Strong Electric Fields on Water Microdroplets Enable Near-Unity Selectivity in H2O2 Photosynthesis

Selective conversion of solar energy to chemical bonds remains a grand challenge in artificial photosynthesis. Though H₂O₂ production via photocatalytic two-electron oxygen reduction (2e^--ORR) offers a sustainable alternative to the energy-intensive anthraquinone process, competing hydrogen evolution reaction (HER) severely limits both efficiency and selectivity. Here, we reveal that the strong electric fields on water microdroplet surfaces serve as powerful selectivity switches, directing photogenerated electrons exclusively toward H₂O₂ synthesis while completely suppressing hydrogen evolution. This interfacial electric field control mechanism transforms ZnIn₂S₄-based photocatalysts─commonly dominated by HER─into H₂O₂ producers with near-unity selectivity and production rates 2 orders of magnitude higher than bulk reactions.

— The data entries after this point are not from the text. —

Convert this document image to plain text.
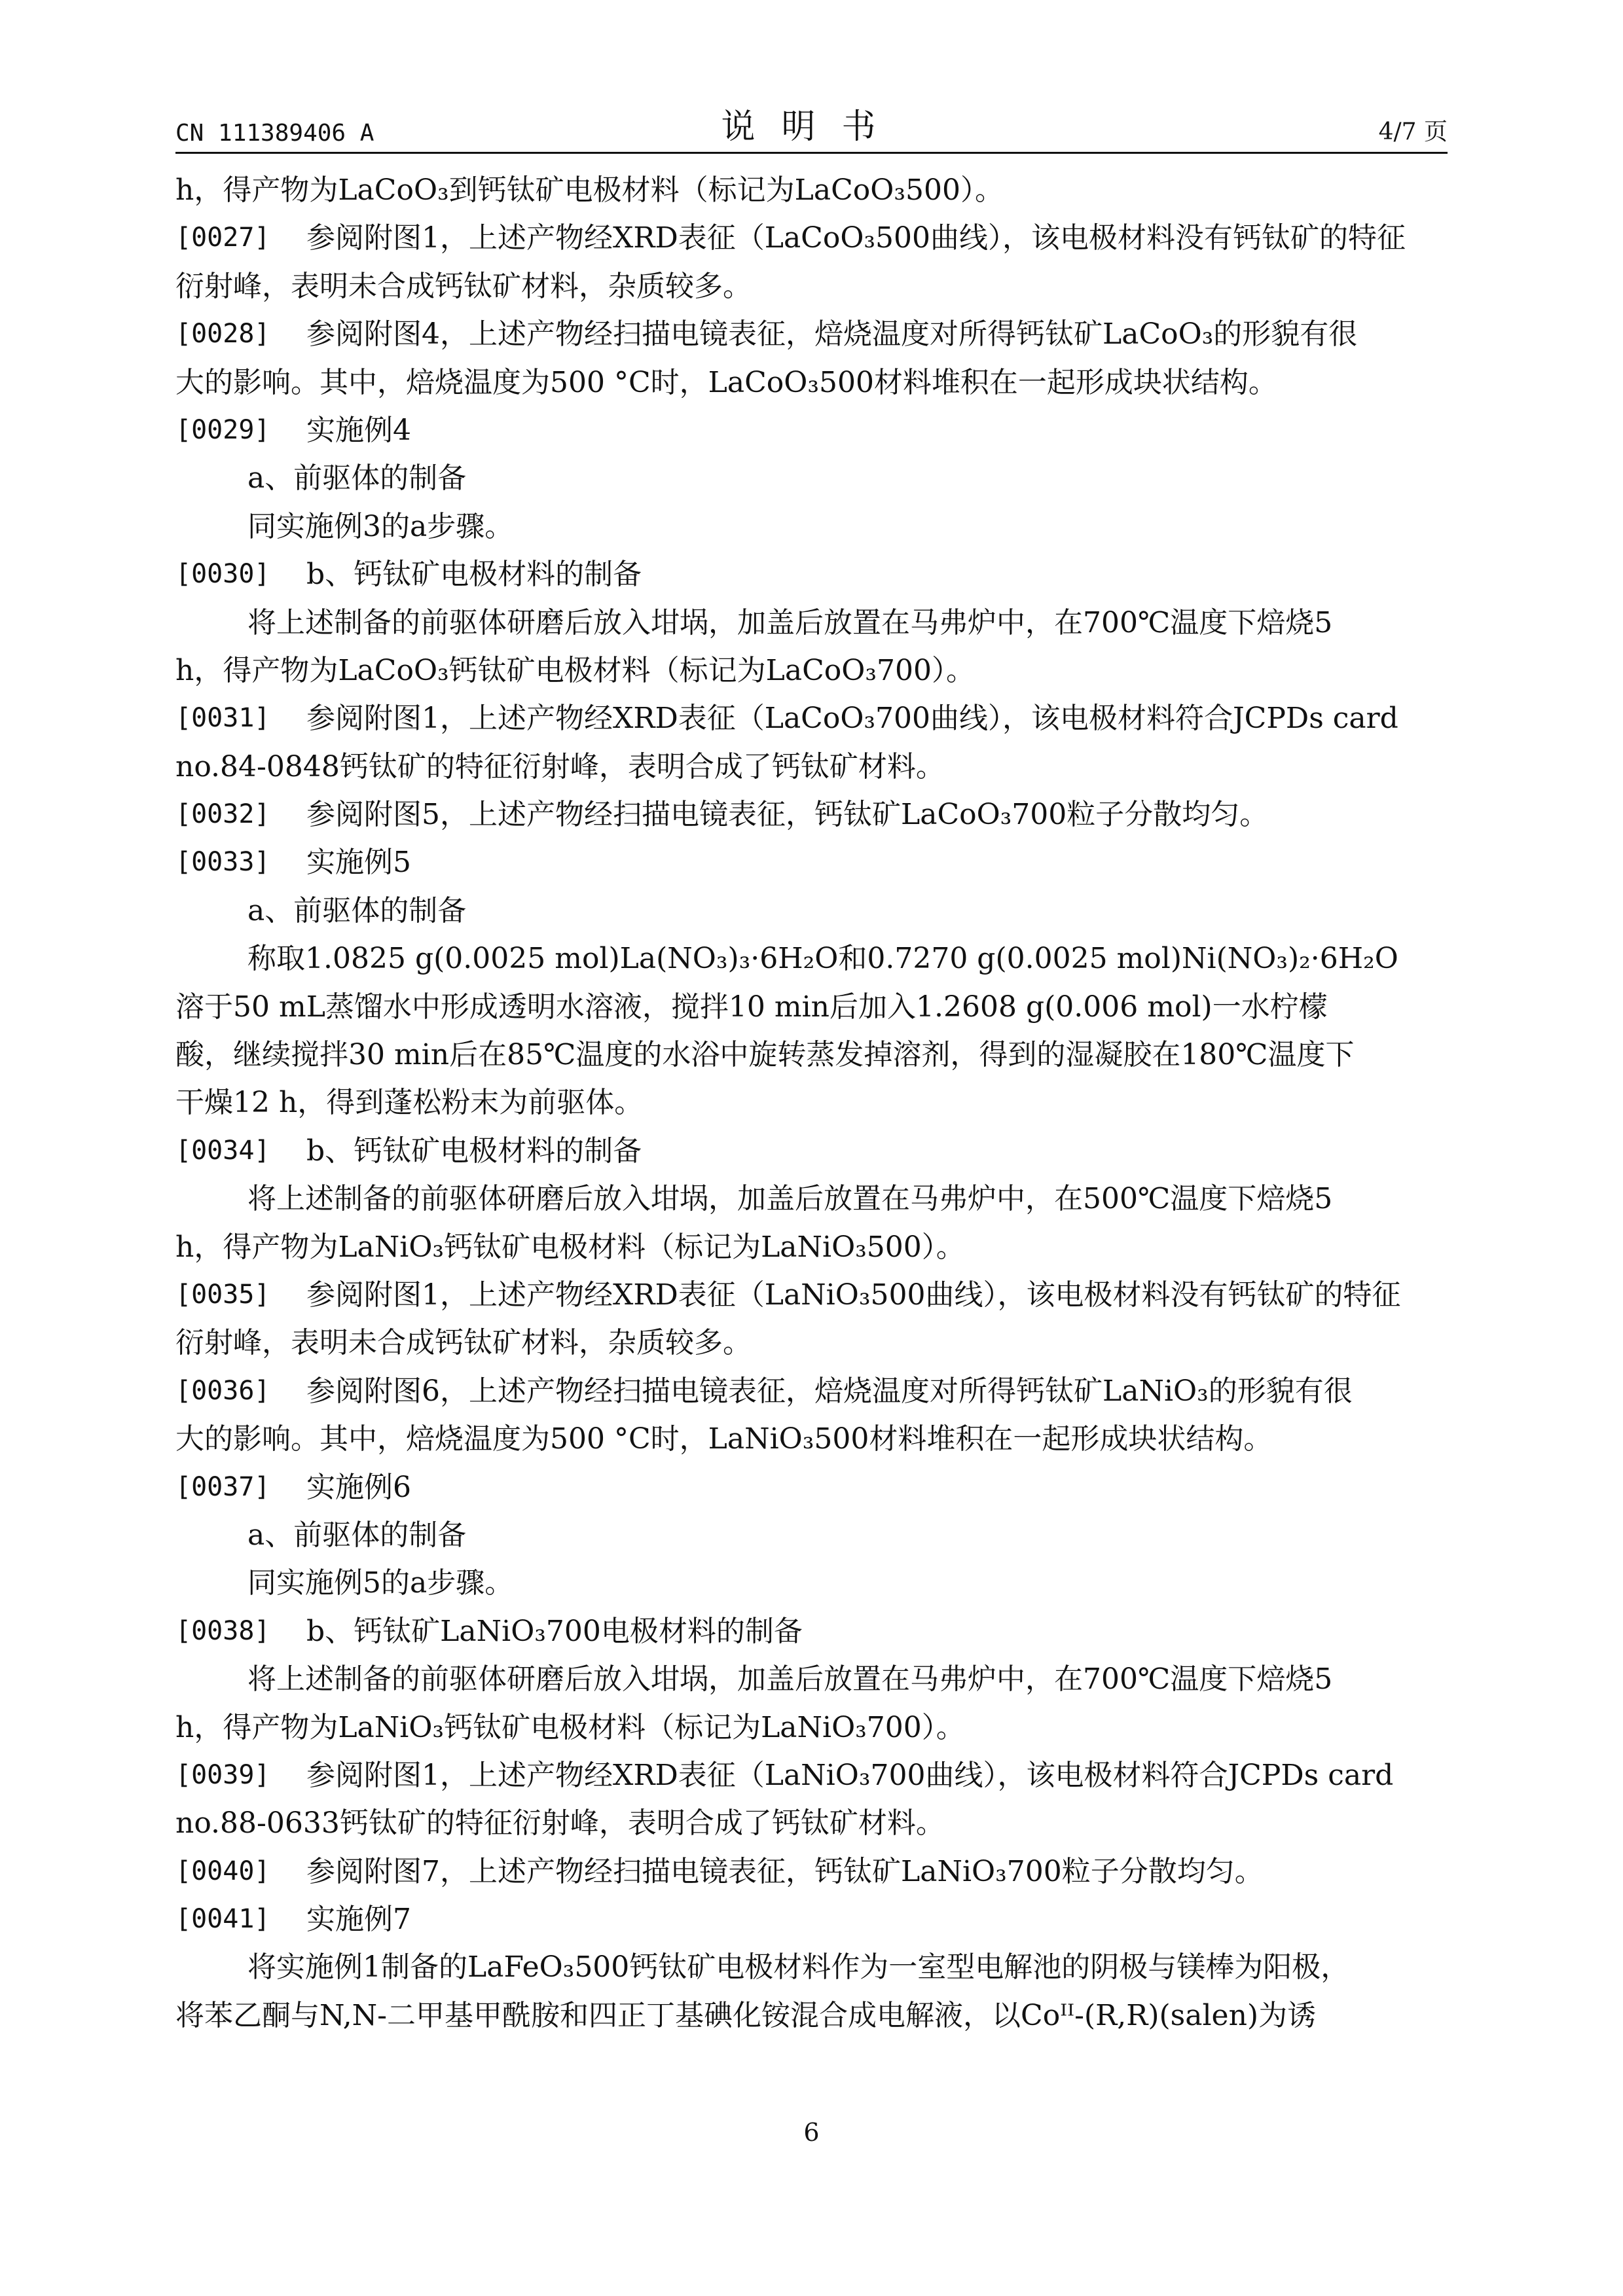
CN 111389406 A	说明书	4/7 页
h，得产物为LaCoO₃到钙钛矿电极材料（标记为LaCoO₃500）。
[0027]	参阅附图1，上述产物经XRD表征（LaCoO₃500曲线），该电极材料没有钙钛矿的特征
衍射峰，表明未合成钙钛矿材料，杂质较多。
[0028]	参阅附图4，上述产物经扫描电镜表征，焙烧温度对所得钙钛矿LaCoO₃的形貌有很
大的影响。其中，焙烧温度为500 °C时，LaCoO₃500材料堆积在一起形成块状结构。
[0029]	实施例4
a、前驱体的制备
同实施例3的a步骤。
[0030]	b、钙钛矿电极材料的制备
将上述制备的前驱体研磨后放入坩埚，加盖后放置在马弗炉中，在700℃温度下焙烧5
h，得产物为LaCoO₃钙钛矿电极材料（标记为LaCoO₃700）。
[0031]	参阅附图1，上述产物经XRD表征（LaCoO₃700曲线），该电极材料符合JCPDs card
no.84-0848钙钛矿的特征衍射峰，表明合成了钙钛矿材料。
[0032]	参阅附图5，上述产物经扫描电镜表征，钙钛矿LaCoO₃700粒子分散均匀。
[0033]	实施例5
a、前驱体的制备
称取1.0825 g(0.0025 mol)La(NO₃)₃·6H₂O和0.7270 g(0.0025 mol)Ni(NO₃)₂·6H₂O
溶于50 mL蒸馏水中形成透明水溶液，搅拌10 min后加入1.2608 g(0.006 mol)一水柠檬
酸，继续搅拌30 min后在85℃温度的水浴中旋转蒸发掉溶剂，得到的湿凝胶在180℃温度下
干燥12 h，得到蓬松粉末为前驱体。
[0034]	b、钙钛矿电极材料的制备
将上述制备的前驱体研磨后放入坩埚，加盖后放置在马弗炉中，在500℃温度下焙烧5
h，得产物为LaNiO₃钙钛矿电极材料（标记为LaNiO₃500）。
[0035]	参阅附图1，上述产物经XRD表征（LaNiO₃500曲线），该电极材料没有钙钛矿的特征
衍射峰，表明未合成钙钛矿材料，杂质较多。
[0036]	参阅附图6，上述产物经扫描电镜表征，焙烧温度对所得钙钛矿LaNiO₃的形貌有很
大的影响。其中，焙烧温度为500 °C时，LaNiO₃500材料堆积在一起形成块状结构。
[0037]	实施例6
a、前驱体的制备
同实施例5的a步骤。
[0038]	b、钙钛矿LaNiO₃700电极材料的制备
将上述制备的前驱体研磨后放入坩埚，加盖后放置在马弗炉中，在700℃温度下焙烧5
h，得产物为LaNiO₃钙钛矿电极材料（标记为LaNiO₃700）。
[0039]	参阅附图1，上述产物经XRD表征（LaNiO₃700曲线），该电极材料符合JCPDs card
no.88-0633钙钛矿的特征衍射峰，表明合成了钙钛矿材料。
[0040]	参阅附图7，上述产物经扫描电镜表征，钙钛矿LaNiO₃700粒子分散均匀。
[0041]	实施例7
将实施例1制备的LaFeO₃500钙钛矿电极材料作为一室型电解池的阴极与镁棒为阳极，
将苯乙酮与N,N-二甲基甲酰胺和四正丁基碘化铵混合成电解液，以Coᴵᴵ-(R,R)(salen)为诱
6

Through spatially resolved spectroscopy characterizations and theoretical calculations, we elucidate that the high electric fields on water microdroplets simultaneously enhance charge carrier separation, lower energy barriers for 2e^--ORR, and erect kinetic barriers against HER. Beyond providing an energy-efficient route to selective H₂O₂ photosynthesis, this study offers valuable insights into selectivity control in other solar-to-chemical transformations without the need for catalyst modification or system engineering.